Is Apple Saving To Take Itself Private?
You cannot turn on a business show or leaf through a journal and not encounter some type of discussion on what Apple (NASDAQ: AAPL) should do with its outsize accumulation of cash and equivalents. Some type of shareholder distribution is the most popular wishful speculation so far. Even your cousin Wally's blog ponders when the company will, finally, give up and pay a dividend.
With shares breaching the now-famed $500 mark, recommendations to Apple are reaching such a fevered pitch, the company's ears must be getting awfully red. The elevated price has now introduced another prominent suggestion, a stock-split, as the company now becomes too expensive for many investors to hop on (the ones not well-versed on option, at least).
Let us ponder both of these suggestions and their respective merits.
A dividend would be welcome news on any shareholder. In general, dividends fulfil many functions. Typically, they are rewards a company dishes out to stakeholders who stick to a company through thick and thin. It may be a strategically disseminated signal to shareholders and the public that the company is doing really well, and has already availed itself of any worthy investment opportunity.

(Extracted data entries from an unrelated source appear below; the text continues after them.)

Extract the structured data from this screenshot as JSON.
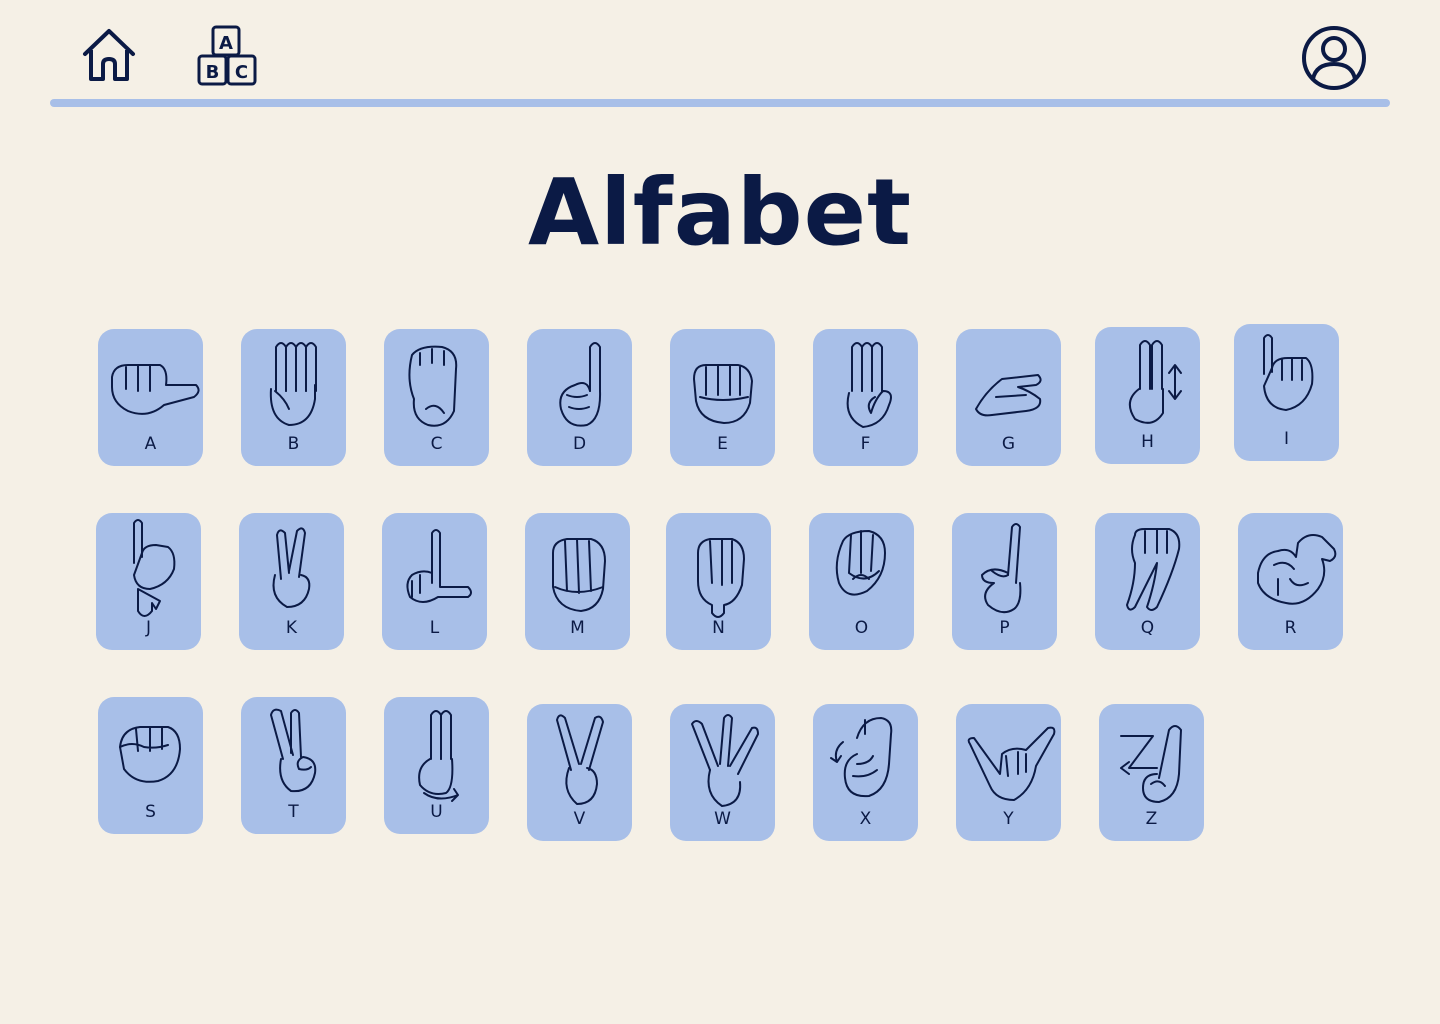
{
  "header": {
    "home_icon": "home-icon",
    "alphabet_icon": "abc-blocks-icon",
    "alphabet_blocks": [
      "A",
      "B",
      "C"
    ],
    "profile_icon": "user-profile-icon",
    "accent_color": "#a8bfe8",
    "ink_color": "#0b1a45",
    "background_color": "#f5f0e6"
  },
  "title": "Alfabet",
  "letters": [
    "A",
    "B",
    "C",
    "D",
    "E",
    "F",
    "G",
    "H",
    "I",
    "J",
    "K",
    "L",
    "M",
    "N",
    "O",
    "P",
    "Q",
    "R",
    "S",
    "T",
    "U",
    "V",
    "W",
    "X",
    "Y",
    "Z"
  ]
}
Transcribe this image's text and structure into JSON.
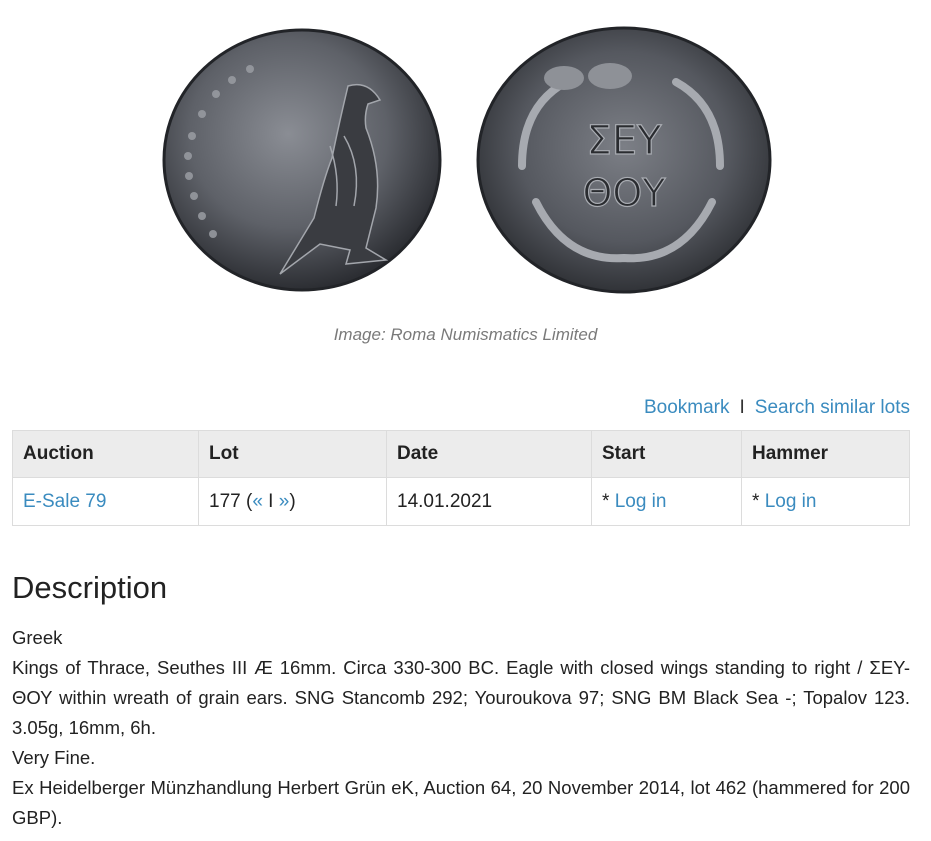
{
  "image": {
    "alt": "Kings of Thrace, Seuthes III bronze coin, obverse and reverse",
    "obverse_icon": "eagle-icon",
    "reverse_legend_top": "ΣΕΥ",
    "reverse_legend_bottom": "ΘΟΥ"
  },
  "caption": "Image: Roma Numismatics Limited",
  "actions": {
    "bookmark": "Bookmark",
    "separator": "I",
    "search_similar": "Search similar lots"
  },
  "table": {
    "headers": {
      "auction": "Auction",
      "lot": "Lot",
      "date": "Date",
      "start": "Start",
      "hammer": "Hammer"
    },
    "row": {
      "auction": "E-Sale 79",
      "lot_number": "177 (",
      "prev": "«",
      "lot_sep": " I ",
      "next": "»",
      "lot_close": ")",
      "date": "14.01.2021",
      "start_prefix": "* ",
      "start_link": "Log in",
      "hammer_prefix": "* ",
      "hammer_link": "Log in"
    }
  },
  "description": {
    "title": "Description",
    "category": "Greek",
    "text": "Kings of Thrace, Seuthes III Æ 16mm. Circa 330-300 BC. Eagle with closed wings standing to right / ΣΕΥ-ΘΟΥ within wreath of grain ears. SNG Stancomb 292; Youroukova 97; SNG BM Black Sea -; Topalov 123. 3.05g, 16mm, 6h.",
    "grade": "Very Fine.",
    "provenance": "Ex Heidelberger Münzhandlung Herbert Grün eK, Auction 64, 20 November 2014, lot 462 (hammered for 200 GBP)."
  },
  "colors": {
    "link": "#3a8bbf",
    "header_bg": "#ececec",
    "coin_metal": "#4d4f55"
  }
}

It may also be a security measure against hostile takeovers taken with an eye on the company's liquid assets. Indeed, a dividend does many things.
None of which are needed at Apple at the moment.
Why should Apple's shareholders be rewarded? A relative handful holding the stock since the days when Job was persona-non-grata excluded, most current shareholders (a great many of them arguably brand new) are opportunistic plays acting on the company's excellent fundamentals. I would think a four-thousand percent historical return on equity, 25 percent since October alone, is reward enough to anyone.
Equally, it seems the company has no issues acting on any investment opportunities along the way, having snapped, in the last handful of months alone, a couple of small but promising companies providing solutions that complement its business model. And hostile raiders would be better served to attempt taking over Greece (the country!) before even thinking of ambushing Apple.
So the dividend is out. What about the stock split?
The company could be split five ways and still end up a comparatively expensive stock to many investors. But even before that consideration, what would a split get Apple? The company not an IPO, after all, and has no tangible benefits to its stock getting into more hands.
To the contrary, a stock split would enable a lot more people to weigh in with their wallets, but not necessarily much common sense, on what Apple should do. Remember the stock taking breaks on the downside following the “disappointment” that the iPhone 4S was decried to be?
Apple likes to have crowds telling it what they would like it to do just as much as Steve Jobs liked customers dictating what should be on Apple products. The next batch of investors to sell off shares and cry their proverbial eyes out on why iThis left 5 or 6G out or iThat has the wrong generation of Bluetooth may well have the company seriously evaluating the wisdom of having public shareholders at all.
As that cash reserve gets higher, I would not put it beyond Apple to buy its own shares back.